We study instant-runoff voting (IRV) under metric preferences induced by an unweighted graph where each vertex hosts a voter, candidates occupy some vertices (with a single candidate allowed in such a vertex), and voters rank candidates by shortest-path distance with fixed deterministic tie-breaking. We focus on exclusion zones, vertex sets S such that whenever some candidate lies in S, the IRV winner must also lie in S. While testing whether a given set S is an exclusion zone is co-NP-Complete and finding the minimum exclusion zone is NP-hard in general graphs, we show here that both problems can be solved in polynomial time on trees. Our approach solves zone testing by designing a Kill membership test (can a designated candidate be forced to lose using opponents from a restricted set?) and shows that Kill can be decided in polynomial time on trees via a bottom-up dynamic program that certifies whether the designated candidate can be eliminated in round 1. A greedy shrinking process then recovers the minimum zone under a standard nesting assumption. To clarify the limits of tractability beyond trees, we also identify a rule level property (Strong Forced Elimination) that abstracts the key IRV behavior used in prior reductions, and show that both exclusion-zone verification and minimum- zone computation remain co-NP-complete and NP-hard, respectively, for any deterministic rank-based elimination rule satisfying this property. Finally, we relate IRV to utilitarian distortion in this discrete setting, and we present upper and lower bounds with regard to the distortion of IRV for several scenarios, including perfect binary trees and unweighted graphs.

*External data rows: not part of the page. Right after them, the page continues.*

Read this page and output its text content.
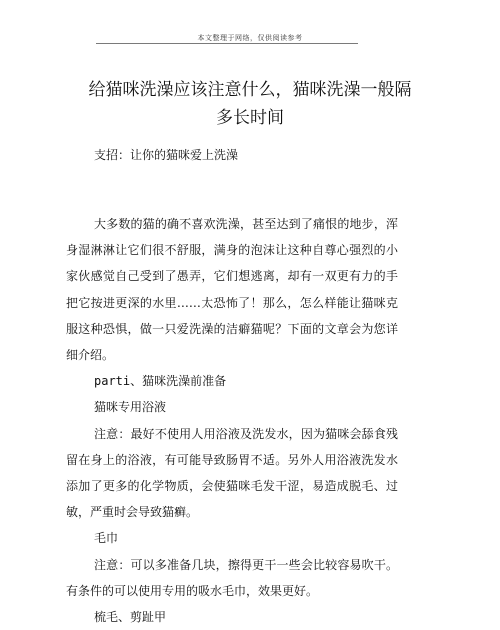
本文整理于网络，仅供阅读参考
给猫咪洗澡应该注意什么，猫咪洗澡一般隔
多长时间
支招：让你的猫咪爱上洗澡

大多数的猫的确不喜欢洗澡，甚至达到了痛恨的地步，浑身湿淋淋让它们很不舒服，满身的泡沫让这种自尊心强烈的小家伙感觉自己受到了愚弄，它们想逃离，却有一双更有力的手把它按进更深的水里……太恐怖了！那么，怎么样能让猫咪克服这种恐惧，做一只爱洗澡的洁癖猫呢？下面的文章会为您详细介绍。

parti、猫咪洗澡前准备

猫咪专用浴液

注意：最好不使用人用浴液及洗发水，因为猫咪会舔食残留在身上的浴液，有可能导致肠胃不适。另外人用浴液洗发水添加了更多的化学物质，会使猫咪毛发干涩，易造成脱毛、过敏，严重时会导致猫癣。

毛巾

注意：可以多准备几块，擦得更干一些会比较容易吹干。有条件的可以使用专用的吸水毛巾，效果更好。

梳毛、剪趾甲
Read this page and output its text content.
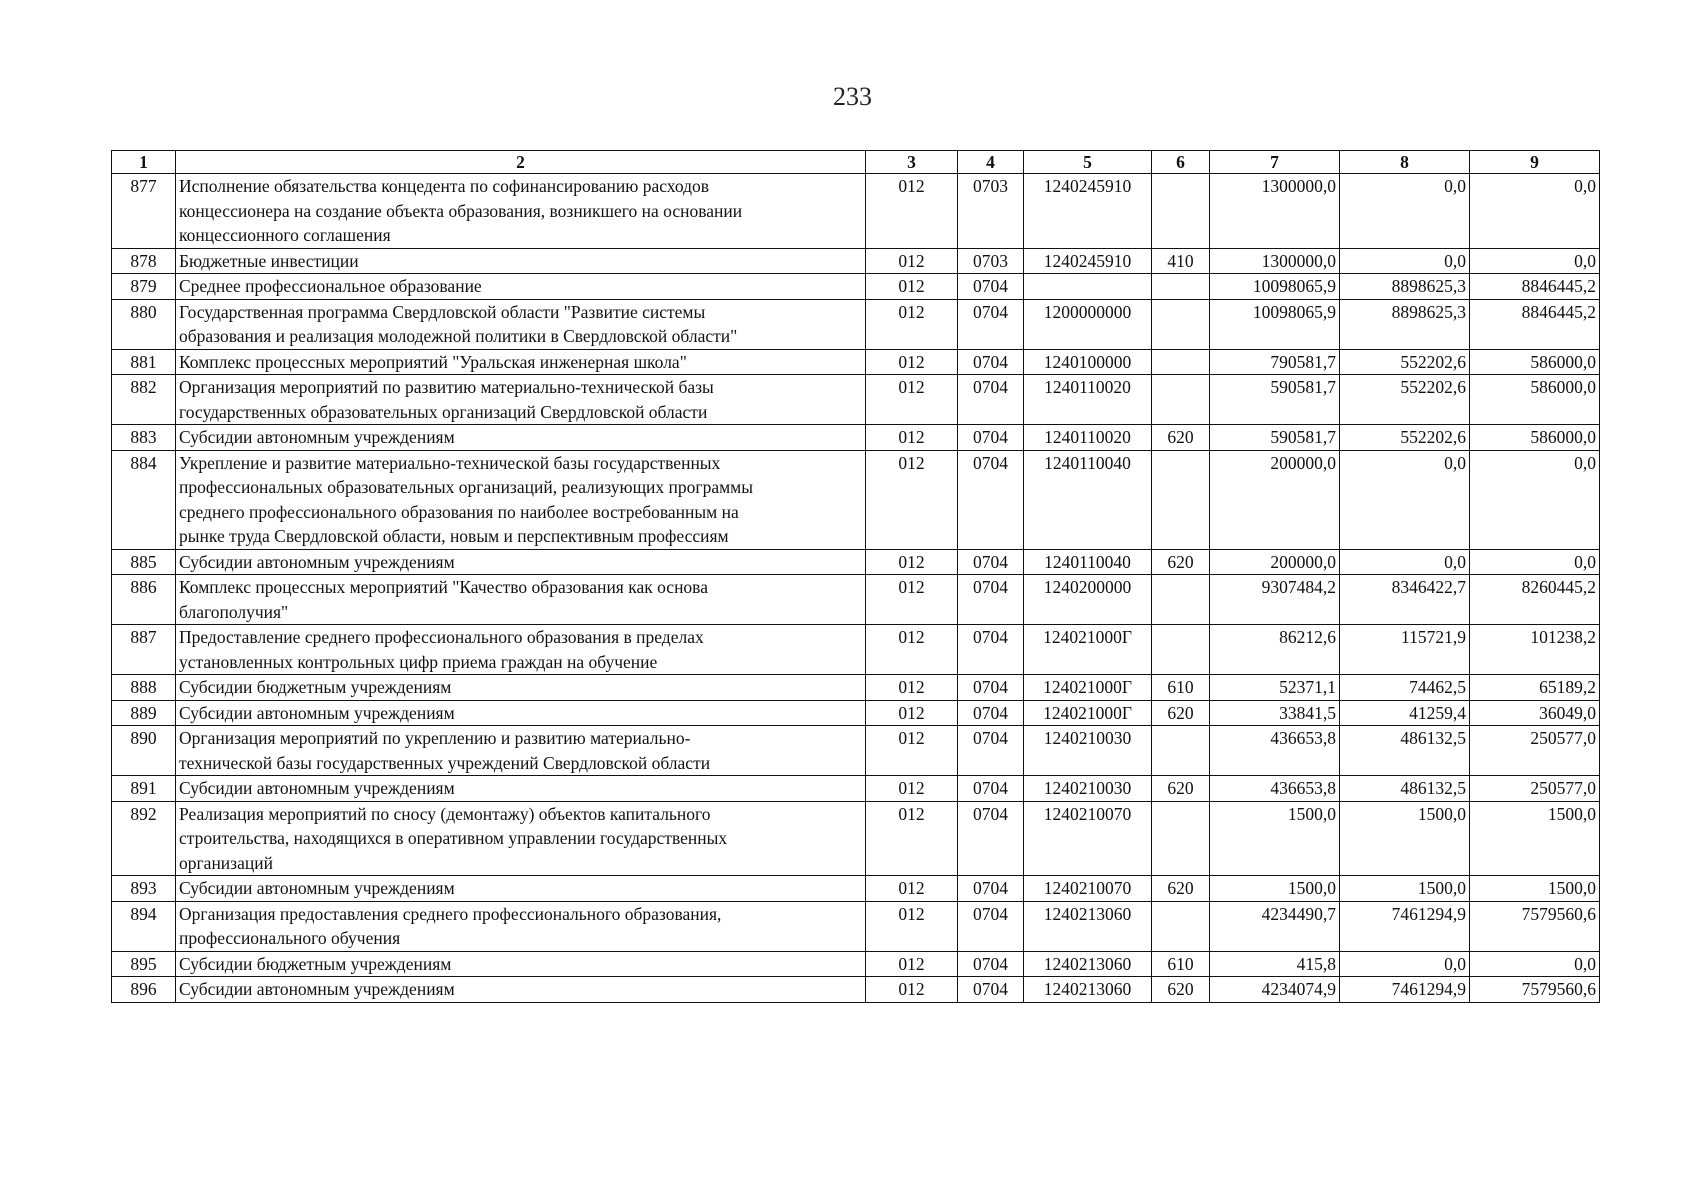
233
1	2	3	4	5	6	7	8	9
877	Исполнение обязательства концедента по софинансированию расходов
концессионера на создание объекта образования, возникшего на основании
концессионного соглашения	012	0703	1240245910		1300000,0	0,0	0,0
878	Бюджетные инвестиции	012	0703	1240245910	410	1300000,0	0,0	0,0
879	Среднее профессиональное образование	012	0704			10098065,9	8898625,3	8846445,2
880	Государственная программа Свердловской области "Развитие системы
образования и реализация молодежной политики в Свердловской области"	012	0704	1200000000		10098065,9	8898625,3	8846445,2
881	Комплекс процессных мероприятий "Уральская инженерная школа"	012	0704	1240100000		790581,7	552202,6	586000,0
882	Организация мероприятий по развитию материально-технической базы
государственных образовательных организаций Свердловской области	012	0704	1240110020		590581,7	552202,6	586000,0
883	Субсидии автономным учреждениям	012	0704	1240110020	620	590581,7	552202,6	586000,0
884	Укрепление и развитие материально-технической базы государственных
профессиональных образовательных организаций, реализующих программы
среднего профессионального образования по наиболее востребованным на
рынке труда Свердловской области, новым и перспективным профессиям	012	0704	1240110040		200000,0	0,0	0,0
885	Субсидии автономным учреждениям	012	0704	1240110040	620	200000,0	0,0	0,0
886	Комплекс процессных мероприятий "Качество образования как основа
благополучия"	012	0704	1240200000		9307484,2	8346422,7	8260445,2
887	Предоставление среднего профессионального образования в пределах
установленных контрольных цифр приема граждан на обучение	012	0704	124021000Г		86212,6	115721,9	101238,2
888	Субсидии бюджетным учреждениям	012	0704	124021000Г	610	52371,1	74462,5	65189,2
889	Субсидии автономным учреждениям	012	0704	124021000Г	620	33841,5	41259,4	36049,0
890	Организация мероприятий по укреплению и развитию материально-
технической базы государственных учреждений Свердловской области	012	0704	1240210030		436653,8	486132,5	250577,0
891	Субсидии автономным учреждениям	012	0704	1240210030	620	436653,8	486132,5	250577,0
892	Реализация мероприятий по сносу (демонтажу) объектов капитального
строительства, находящихся в оперативном управлении государственных
организаций	012	0704	1240210070		1500,0	1500,0	1500,0
893	Субсидии автономным учреждениям	012	0704	1240210070	620	1500,0	1500,0	1500,0
894	Организация предоставления среднего профессионального образования,
профессионального обучения	012	0704	1240213060		4234490,7	7461294,9	7579560,6
895	Субсидии бюджетным учреждениям	012	0704	1240213060	610	415,8	0,0	0,0
896	Субсидии автономным учреждениям	012	0704	1240213060	620	4234074,9	7461294,9	7579560,6
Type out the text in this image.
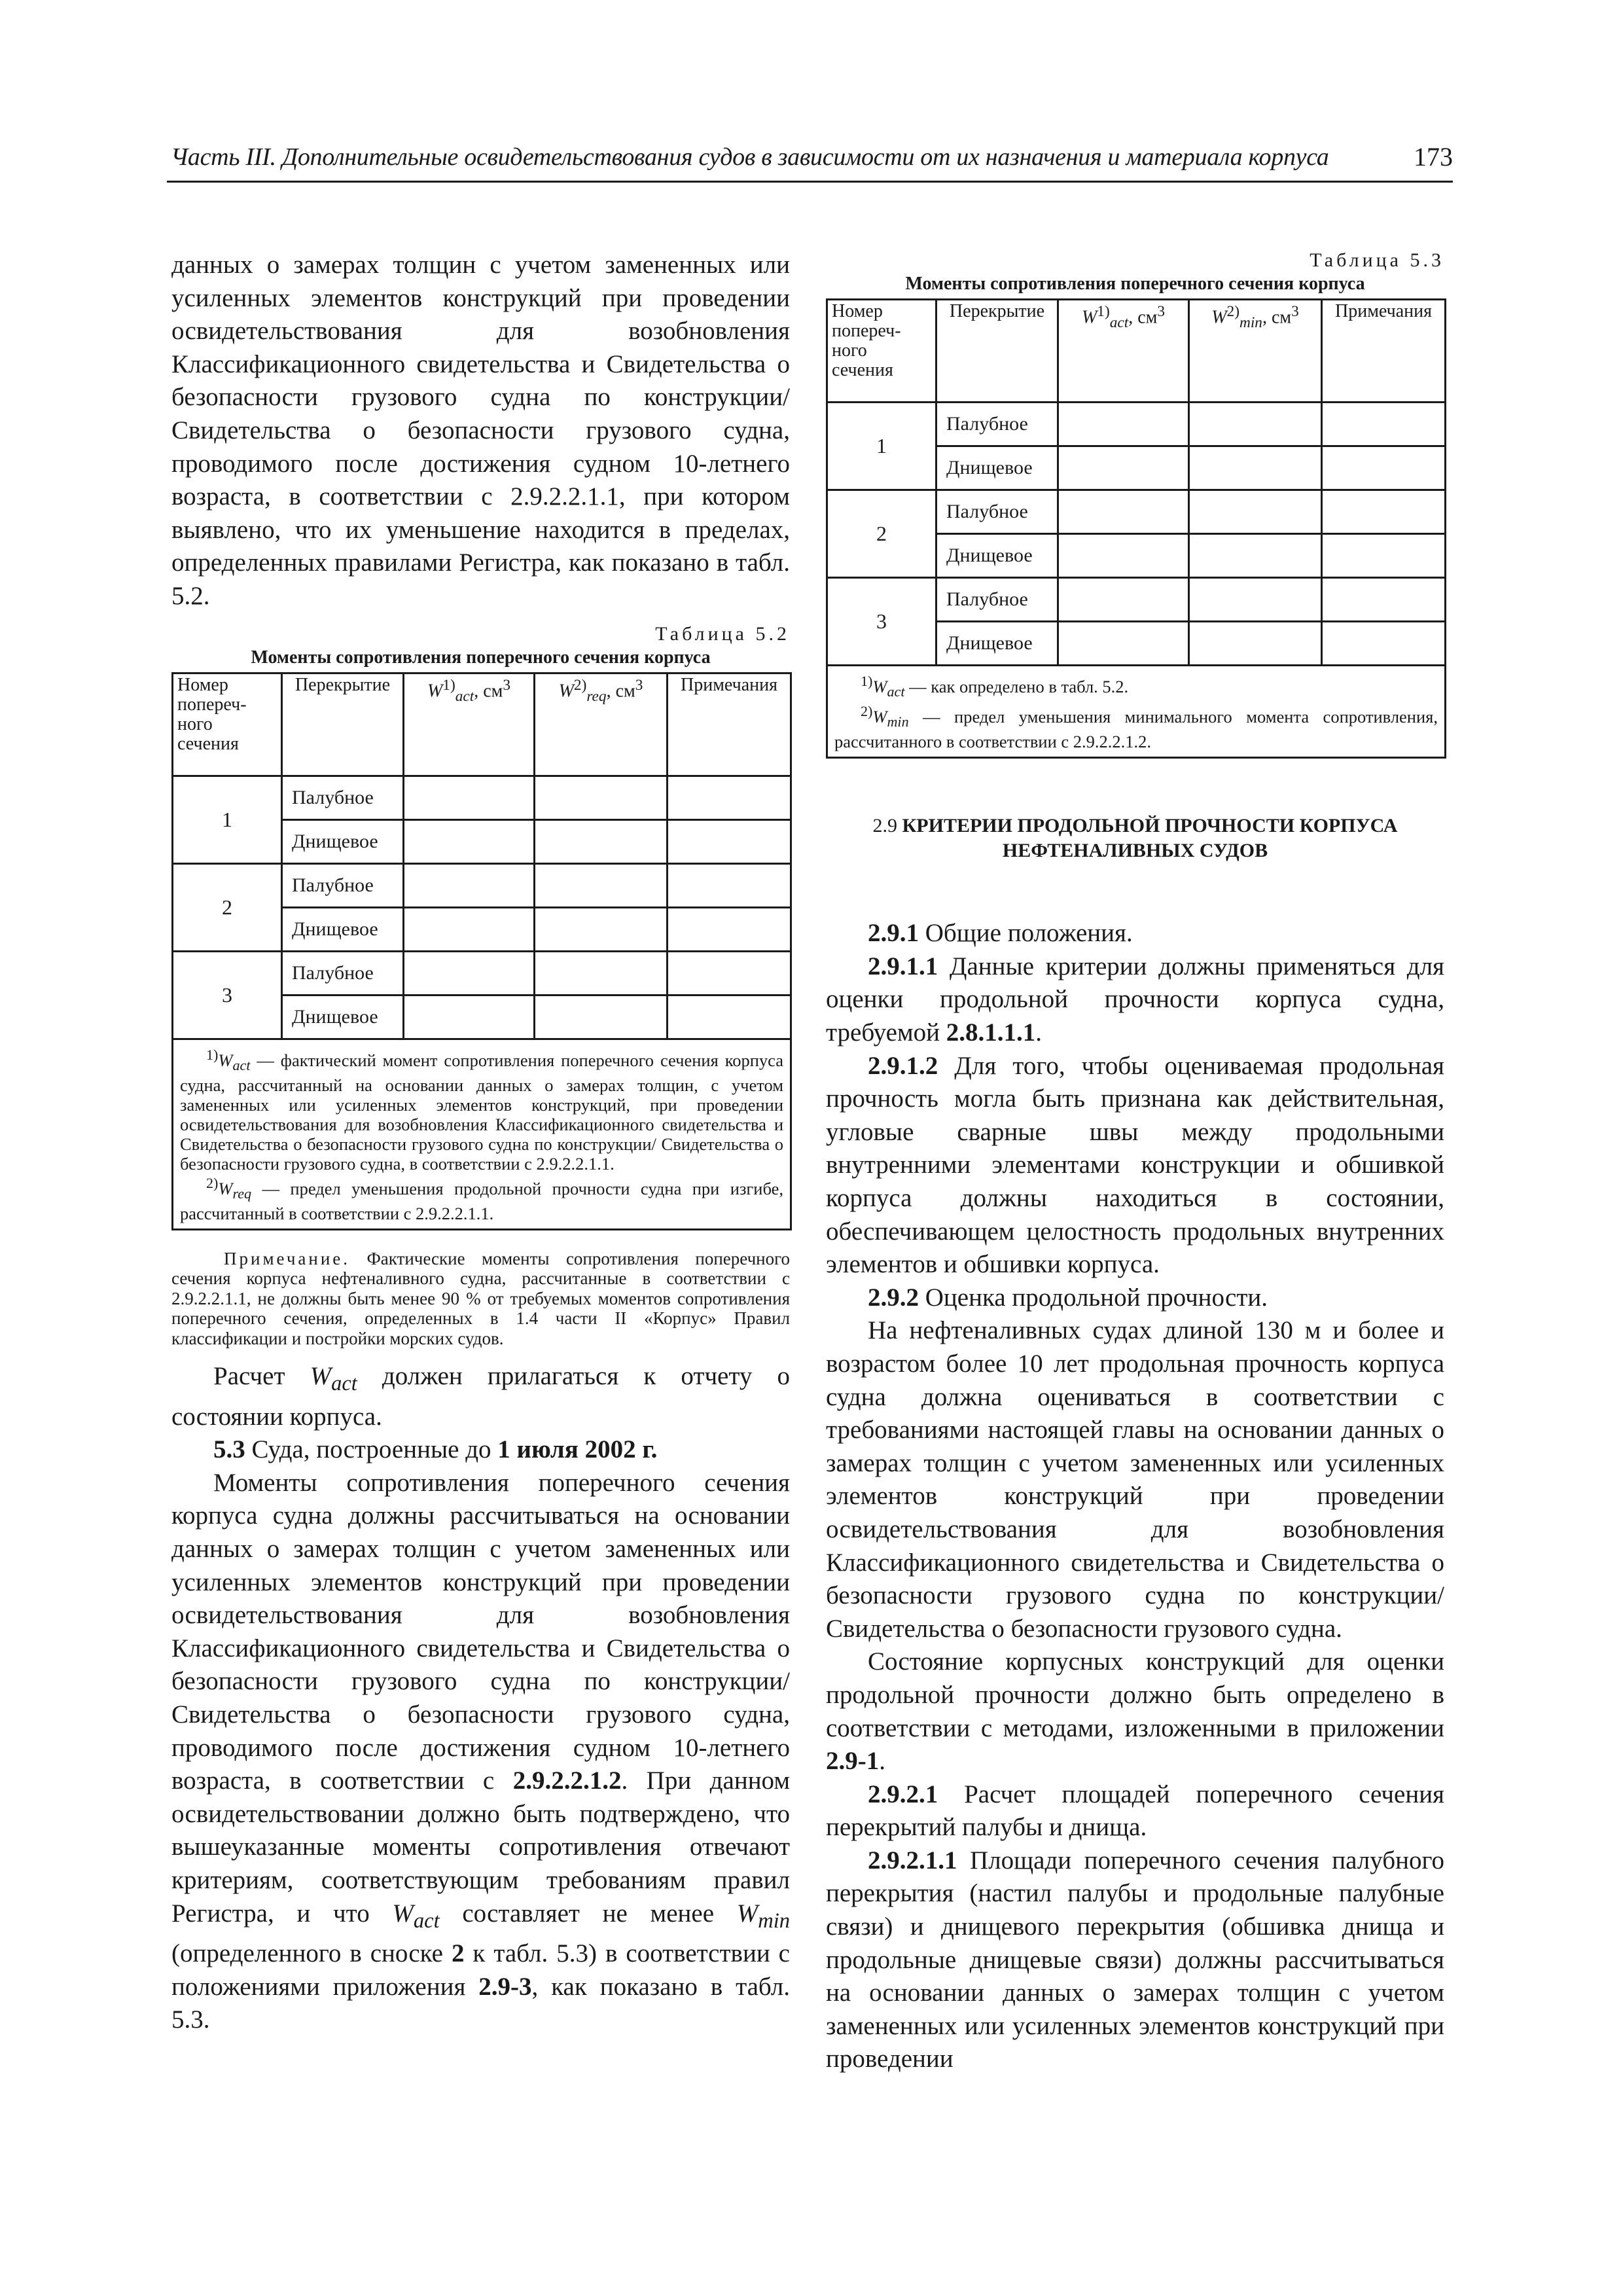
Часть III. Дополнительные освидетельствования судов в зависимости от их назначения и материала корпуса	173

данных о замерах толщин с учетом замененных или усиленных элементов конструкций при проведении освидетельствования для возобновления Классификационного свидетельства и Свидетельства о безопасности грузового судна по конструкции/ Свидетельства о безопасности грузового судна, проводимого после достижения судном 10-летнего возраста, в соответствии с 2.9.2.2.1.1, при котором выявлено, что их уменьшение находится в пределах, определенных правилами Регистра, как показано в табл. 5.2.

Таблица 5.2
Моменты сопротивления поперечного сечения корпуса
Номер попереч-ного сечения	Перекрытие	$W^{1)}_{act}$, $см^3$	$W^{2)}_{req}$, $см^3$	Примечания
1	Палубное			
	Днищевое			
2	Палубное			
	Днищевое			
3	Палубное			
	Днищевое			

$^{1)}W_{act}$ — фактический момент сопротивления поперечного сечения корпуса судна, рассчитанный на основании данных о замерах толщин, с учетом замененных или усиленных элементов конструкций, при проведении освидетельствования для возобновления Классификационного свидетельства и Свидетельства о безопасности грузового судна по конструкции/ Свидетельства о безопасности грузового судна, в соответствии с 2.9.2.2.1.1.
$^{2)}W_{req}$ — предел уменьшения продольной прочности судна при изгибе, рассчитанный в соответствии с 2.9.2.2.1.1.				
Примечание. Фактические моменты сопротивления поперечного сечения корпуса нефтеналивного судна, рассчитанные в соответствии с 2.9.2.2.1.1, не должны быть менее 90 % от требуемых моментов сопротивления поперечного сечения, определенных в 1.4 части II «Корпус» Правил классификации и постройки морских судов.

Расчет $W_{act}$ должен прилагаться к отчету о состоянии корпуса.

5.3 Суда, построенные до 1 июля 2002 г.

Моменты сопротивления поперечного сечения корпуса судна должны рассчитываться на основании данных о замерах толщин с учетом замененных или усиленных элементов конструкций при проведении освидетельствования для возобновления Классификационного свидетельства и Свидетельства о безопасности грузового судна по конструкции/Свидетельства о безопасности грузового судна, проводимого после достижения судном 10-летнего возраста, в соответствии с 2.9.2.2.1.2. При данном освидетельствовании должно быть подтверждено, что вышеуказанные моменты сопротивления отвечают критериям, соответствующим требованиям правил Регистра, и что $W_{act}$ составляет не менее $W_{min}$ (определенного в сноске 2 к табл. 5.3) в соответствии с положениями приложения 2.9-3, как показано в табл. 5.3.

Таблица 5.3
Моменты сопротивления поперечного сечения корпуса
Номер попереч-ного сечения	Перекрытие	$W^{1)}_{act}$, $см^3$	$W^{2)}_{min}$, $см^3$	Примечания
1	Палубное			
	Днищевое			
2	Палубное			
	Днищевое			
3	Палубное			
	Днищевое			

$^{1)}W_{act}$ — как определено в табл. 5.2.
$^{2)}W_{min}$ — предел уменьшения минимального момента сопротивления, рассчитанного в соответствии с 2.9.2.2.1.2.				
2.9 КРИТЕРИИ ПРОДОЛЬНОЙ ПРОЧНОСТИ КОРПУСА
НЕФТЕНАЛИВНЫХ СУДОВ

2.9.1 Общие положения.

2.9.1.1 Данные критерии должны применяться для оценки продольной прочности корпуса судна, требуемой 2.8.1.1.1.

2.9.1.2 Для того, чтобы оцениваемая продольная прочность могла быть признана как действительная, угловые сварные швы между продольными внутренними элементами конструкции и обшивкой корпуса должны находиться в состоянии, обеспечивающем целостность продольных внутренних элементов и обшивки корпуса.

2.9.2 Оценка продольной прочности.

На нефтеналивных судах длиной 130 м и более и возрастом более 10 лет продольная прочность корпуса судна должна оцениваться в соответствии с требованиями настоящей главы на основании данных о замерах толщин с учетом замененных или усиленных элементов конструкций при проведении освидетельствования для возобновления Классификационного свидетельства и Свидетельства о безопасности грузового судна по конструкции/ Свидетельства о безопасности грузового судна.

Состояние корпусных конструкций для оценки продольной прочности должно быть определено в соответствии с методами, изложенными в приложении 2.9-1.

2.9.2.1 Расчет площадей поперечного сечения перекрытий палубы и днища.

2.9.2.1.1 Площади поперечного сечения палубного перекрытия (настил палубы и продольные палубные связи) и днищевого перекрытия (обшивка днища и продольные днищевые связи) должны рассчитываться на основании данных о замерах толщин с учетом замененных или усиленных элементов конструкций при проведении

翻译：本文研究基于无权图诱导的度量偏好下的即时决选投票机制。在该模型中，每个顶点代表一位选民，候选人占据部分顶点（允许单个顶点仅容纳一位候选人），选民依据最短路径距离对候选人进行排序，并采用固定的确定性平局决胜规则。我们重点关注排除区域——即满足以下性质的顶点集合S：当任意候选人位于S内时，IRV的获胜者也必须位于S内。尽管在一般图中判定给定集合S是否为排除区域属于co-NP完全问题，且寻找最小排除区域属于NP难问题，但本文证明在树结构上这两个问题均存在多项式时间解法。我们的方法通过设计"淘汰成员测试"（能否利用受限对手集合迫使指定候选人落败？）来解决区域判定问题，并证明在树结构上可通过自底向上的动态规划在多项式时间内判定指定候选人能否在第一轮被淘汰，该动态规划可生成候选人淘汰可行性的验证证书。在标准嵌套假设下，通过贪心收缩过程可得到最小区域。为明确树结构之外的可处理性边界，我们还提出了一种规则层级属性（强强制淘汰），该属性抽象了先前归约中使用的IRV关键行为，并证明对于任何满足此属性的确定性基于排序的淘汰规则，排除区域验证与最小区域计算问题分别保持co-NP完全性与NP难性。最后，我们在此离散设定下将IRV与功利主义失真度相关联，针对包括完美二叉树和无权图在内的多种场景，给出了IRV失真度的上下界。